The hammer has struck: Celsius Network, a New Jersey-based crypto lending services provider, announced on Wednesday that it has filed for Chapter 11 bankruptcy. After a series of descending cryptocurrency price swings that saw the crypto market bleed around 60% of its valuation in six months – and a number of miscalculated risks – the provider says its bankruptcy filing aims to enable a “comprehensive restructuring plan” to the benefit of “all stakeholders”. As is often the case, shark and whale lenders have started feeding on the bloodbath before other, less leveraged investors do.
According to the filing in the US Bankruptcy Court for the Southern District of New York, Celsius estimated its assets and liabilities to be in the range of $1 billion to $10 billion. The bankruptcy filing comes after the Decentralized Finance (DeFi) player froze all withdrawals, swaps, and transfers on its platform “to stabilize its business and protect its customers” on June 12. Interestingly, Celsius took much longer to freeze deposits, which led to some users’ funds being pulled towards its financial black hole after the freeze took place.

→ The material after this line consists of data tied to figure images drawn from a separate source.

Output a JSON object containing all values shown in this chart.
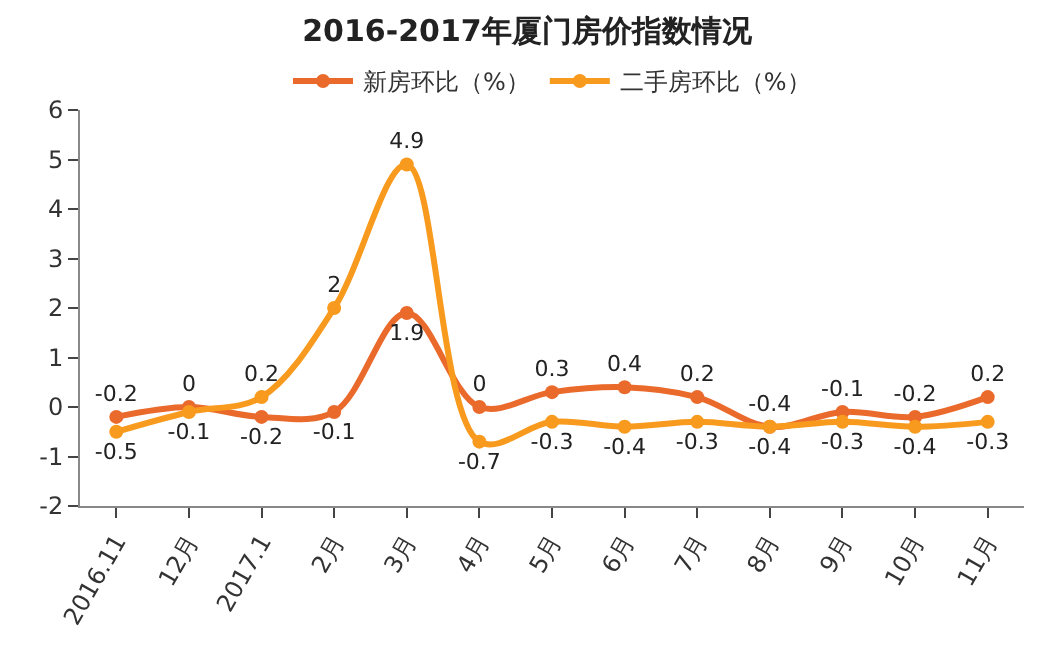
{
  "chart_data": {
    "type": "line",
    "title": "2016-2017年厦门房价指数情况",
    "categories": [
      "2016.11",
      "12月",
      "2017.1",
      "2月",
      "3月",
      "4月",
      "5月",
      "6月",
      "7月",
      "8月",
      "9月",
      "10月",
      "11月"
    ],
    "series": [
      {
        "name": "新房环比（%）",
        "color": "#ea6a2c",
        "values": [
          -0.2,
          0,
          -0.2,
          -0.1,
          1.9,
          0,
          0.3,
          0.4,
          0.2,
          -0.4,
          -0.1,
          -0.2,
          0.2
        ]
      },
      {
        "name": "二手房环比（%）",
        "color": "#f89a1e",
        "values": [
          -0.5,
          -0.1,
          0.2,
          2,
          4.9,
          -0.7,
          -0.3,
          -0.4,
          -0.3,
          -0.4,
          -0.3,
          -0.4,
          -0.3
        ]
      }
    ],
    "ylim": [
      -2,
      6
    ],
    "yticks": [
      -2,
      -1,
      0,
      1,
      2,
      3,
      4,
      5,
      6
    ],
    "legend": "top",
    "marker": "circle",
    "data_labels": true
  }
}
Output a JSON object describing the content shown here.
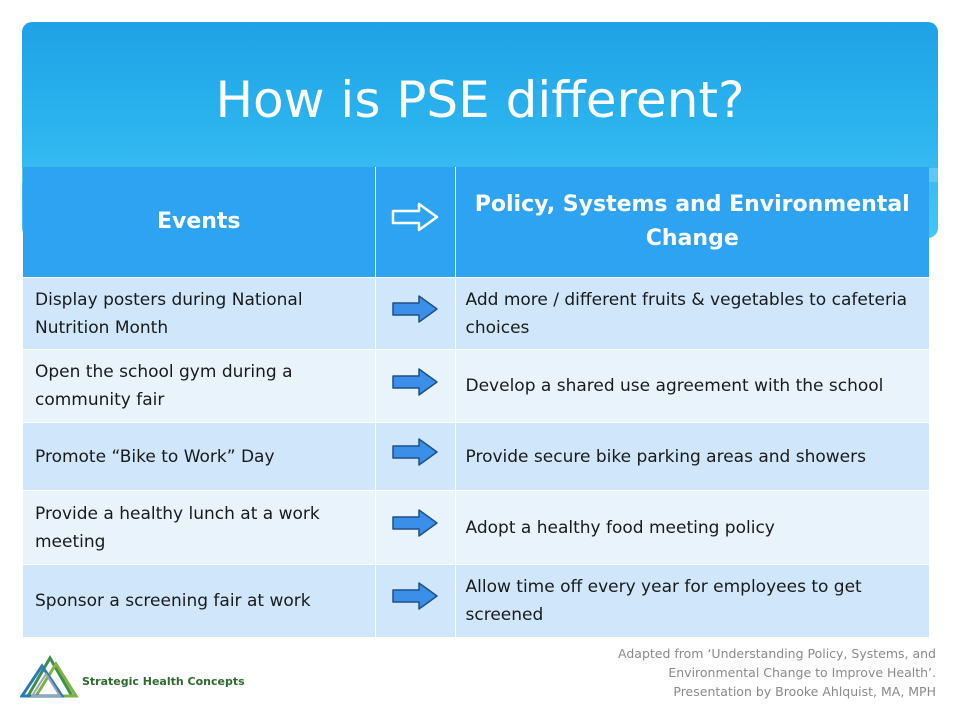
{
  "title": "How is PSE different?",
  "table": {
    "headers": [
      "Events",
      "Policy, Systems and Environmental Change"
    ],
    "rows": [
      {
        "event": "Display posters during National Nutrition Month",
        "change": "Add more / different fruits & vegetables to cafeteria choices"
      },
      {
        "event": "Open the school gym during a community fair",
        "change": "Develop a shared use agreement with the school"
      },
      {
        "event": "Promote “Bike to Work” Day",
        "change": "Provide secure bike parking areas and showers"
      },
      {
        "event": "Provide a healthy lunch at a work meeting",
        "change": "Adopt a healthy food meeting policy"
      },
      {
        "event": "Sponsor a screening fair at work",
        "change": "Allow time off every year for employees to get screened"
      }
    ]
  },
  "footer": {
    "lines": [
      "Adapted from ‘Understanding Policy, Systems, and",
      "Environmental Change to Improve Health’.",
      "Presentation by Brooke Ahlquist, MA, MPH"
    ]
  },
  "logo": {
    "name": "Strategic Health Concepts"
  },
  "colors": {
    "banner": "#1fa2e6",
    "header": "#2ea3f2",
    "row_odd": "#cfe6fb",
    "row_even": "#e9f3fc",
    "arrow_fill": "#3b8fe8"
  }
}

Celsius Mining, the company’s cryptocurrency mining unit that announced intentions of undergoing an Initial Public Offering (IPO) as early as March this year filed for bankruptcy as well.
According to the court documents, and after a series of high-profile payments to other crypto lenders, Celsius currently has approximately $167 million in liquidity against the $4,153,380,951.91 its 1.7 million customers originally deposited. And just this Monday, July 12, Vermont’s Department of Financial Regulation said Celsius Network was “deeply insolvent and lacks the assets and liquidity to honor its obligations to account holders.” The writing was on the wall.

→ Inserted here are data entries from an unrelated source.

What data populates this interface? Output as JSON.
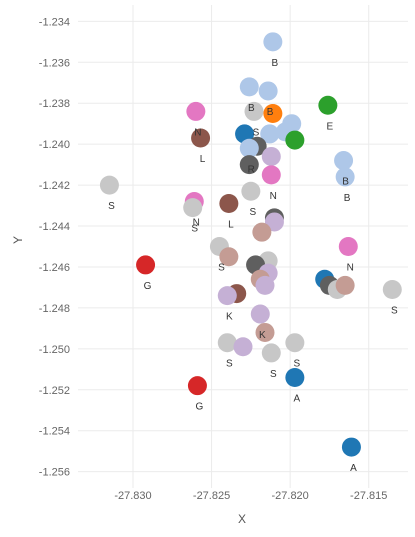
{
  "chart_data": {
    "type": "scatter",
    "xlabel": "X",
    "ylabel": "Y",
    "xlim": [
      -27.8335,
      -27.8125
    ],
    "ylim": [
      -1.2568,
      -1.2332
    ],
    "grid": true,
    "x_ticks": [
      -27.83,
      -27.825,
      -27.82,
      -27.815
    ],
    "x_tick_labels": [
      "-27.830",
      "-27.825",
      "-27.820",
      "-27.815"
    ],
    "y_ticks": [
      -1.234,
      -1.236,
      -1.238,
      -1.24,
      -1.242,
      -1.244,
      -1.246,
      -1.248,
      -1.25,
      -1.252,
      -1.254,
      -1.256
    ],
    "y_tick_labels": [
      "-1.234",
      "-1.236",
      "-1.238",
      "-1.240",
      "-1.242",
      "-1.244",
      "-1.246",
      "-1.248",
      "-1.250",
      "-1.252",
      "-1.254",
      "-1.256"
    ],
    "colors": {
      "gray": "#c7c7c7",
      "lightblue": "#aec7e8",
      "pink": "#e377c2",
      "brown": "#8c564b",
      "darkgray": "#5f5f5f",
      "lavender": "#c5b0d5",
      "rosybrown": "#c49c94",
      "blue": "#1f77b4",
      "green": "#2ca02c",
      "orange": "#ff7f0e",
      "red": "#d62728"
    },
    "points": [
      {
        "x": -27.8211,
        "y": -1.235,
        "color": "lightblue",
        "label": "B"
      },
      {
        "x": -27.8226,
        "y": -1.2372,
        "color": "lightblue",
        "label": "B"
      },
      {
        "x": -27.8214,
        "y": -1.2374,
        "color": "lightblue",
        "label": "B"
      },
      {
        "x": -27.8223,
        "y": -1.2384,
        "color": "gray",
        "label": "S"
      },
      {
        "x": -27.8211,
        "y": -1.2385,
        "color": "orange",
        "label": ""
      },
      {
        "x": -27.826,
        "y": -1.2384,
        "color": "pink",
        "label": "N"
      },
      {
        "x": -27.8176,
        "y": -1.2381,
        "color": "green",
        "label": "E"
      },
      {
        "x": -27.8199,
        "y": -1.239,
        "color": "lightblue",
        "label": ""
      },
      {
        "x": -27.8203,
        "y": -1.2394,
        "color": "lightblue",
        "label": ""
      },
      {
        "x": -27.8213,
        "y": -1.2395,
        "color": "lightblue",
        "label": ""
      },
      {
        "x": -27.8229,
        "y": -1.2395,
        "color": "blue",
        "label": ""
      },
      {
        "x": -27.8257,
        "y": -1.2397,
        "color": "brown",
        "label": "L"
      },
      {
        "x": -27.8197,
        "y": -1.2398,
        "color": "green",
        "label": ""
      },
      {
        "x": -27.8221,
        "y": -1.2401,
        "color": "darkgray",
        "label": ""
      },
      {
        "x": -27.8226,
        "y": -1.2402,
        "color": "lightblue",
        "label": "R"
      },
      {
        "x": -27.8212,
        "y": -1.2406,
        "color": "lavender",
        "label": ""
      },
      {
        "x": -27.8166,
        "y": -1.2408,
        "color": "lightblue",
        "label": "B"
      },
      {
        "x": -27.8226,
        "y": -1.241,
        "color": "darkgray",
        "label": ""
      },
      {
        "x": -27.8212,
        "y": -1.2415,
        "color": "pink",
        "label": "N"
      },
      {
        "x": -27.8165,
        "y": -1.2416,
        "color": "lightblue",
        "label": "B"
      },
      {
        "x": -27.8315,
        "y": -1.242,
        "color": "gray",
        "label": "S"
      },
      {
        "x": -27.8225,
        "y": -1.2423,
        "color": "gray",
        "label": "S"
      },
      {
        "x": -27.8261,
        "y": -1.2428,
        "color": "pink",
        "label": "N"
      },
      {
        "x": -27.8262,
        "y": -1.2431,
        "color": "gray",
        "label": "S"
      },
      {
        "x": -27.8239,
        "y": -1.2429,
        "color": "brown",
        "label": "L"
      },
      {
        "x": -27.821,
        "y": -1.2436,
        "color": "darkgray",
        "label": ""
      },
      {
        "x": -27.821,
        "y": -1.2438,
        "color": "lavender",
        "label": ""
      },
      {
        "x": -27.8218,
        "y": -1.2443,
        "color": "rosybrown",
        "label": ""
      },
      {
        "x": -27.8245,
        "y": -1.245,
        "color": "gray",
        "label": "S"
      },
      {
        "x": -27.8163,
        "y": -1.245,
        "color": "pink",
        "label": "N"
      },
      {
        "x": -27.8239,
        "y": -1.2455,
        "color": "rosybrown",
        "label": ""
      },
      {
        "x": -27.8214,
        "y": -1.2457,
        "color": "gray",
        "label": ""
      },
      {
        "x": -27.8292,
        "y": -1.2459,
        "color": "red",
        "label": "G"
      },
      {
        "x": -27.8222,
        "y": -1.2459,
        "color": "darkgray",
        "label": ""
      },
      {
        "x": -27.8214,
        "y": -1.2463,
        "color": "lavender",
        "label": ""
      },
      {
        "x": -27.8219,
        "y": -1.2466,
        "color": "rosybrown",
        "label": ""
      },
      {
        "x": -27.8178,
        "y": -1.2466,
        "color": "blue",
        "label": ""
      },
      {
        "x": -27.8216,
        "y": -1.2469,
        "color": "lavender",
        "label": ""
      },
      {
        "x": -27.8175,
        "y": -1.2469,
        "color": "darkgray",
        "label": ""
      },
      {
        "x": -27.817,
        "y": -1.2471,
        "color": "gray",
        "label": ""
      },
      {
        "x": -27.8165,
        "y": -1.2469,
        "color": "rosybrown",
        "label": ""
      },
      {
        "x": -27.8135,
        "y": -1.2471,
        "color": "gray",
        "label": "S"
      },
      {
        "x": -27.8234,
        "y": -1.2473,
        "color": "brown",
        "label": ""
      },
      {
        "x": -27.824,
        "y": -1.2474,
        "color": "lavender",
        "label": "K"
      },
      {
        "x": -27.8219,
        "y": -1.2483,
        "color": "lavender",
        "label": "K"
      },
      {
        "x": -27.8216,
        "y": -1.2492,
        "color": "rosybrown",
        "label": ""
      },
      {
        "x": -27.824,
        "y": -1.2497,
        "color": "gray",
        "label": "S"
      },
      {
        "x": -27.8197,
        "y": -1.2497,
        "color": "gray",
        "label": "S"
      },
      {
        "x": -27.823,
        "y": -1.2499,
        "color": "lavender",
        "label": ""
      },
      {
        "x": -27.8212,
        "y": -1.2502,
        "color": "gray",
        "label": "S"
      },
      {
        "x": -27.8197,
        "y": -1.2514,
        "color": "blue",
        "label": "A"
      },
      {
        "x": -27.8259,
        "y": -1.2518,
        "color": "red",
        "label": "G"
      },
      {
        "x": -27.8161,
        "y": -1.2548,
        "color": "blue",
        "label": "A"
      }
    ]
  }
}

Laura Shin, a crypto journalist and podcaster who wrote The Cryptopians, a book analyzing the emergence days of crypto – and Ethereum in particular – told the Washington Post that Celsius “engaged in risky strategies for generating yield on their depositor’s funds.” Celsius’ claim to fame rested on returns that could sometimes soar above 18% – just for users depositing (in crypto world, staking) their tokens with the service.
A former Celsius employee and CEO of DeFi firm KeyFi, Jason Stone, has already moved with a lawsuit against the company, accusing it of facilitating a Ponzi scheme that aimed to – and succeeded in – manipulating the cryptocurrency market.
Celsius has separately issued motions with the New York court asking for it to be allowed to continue operating “in the normal course”, in order to bring in the profits that would allow it to pay employees and continue benefits.
Celsius represents a pervasive problem in the crypto industry, where financial services that claim to be decentralized (it’s in the name) are actually centralized entities, with the power to control the flow of crypto assets.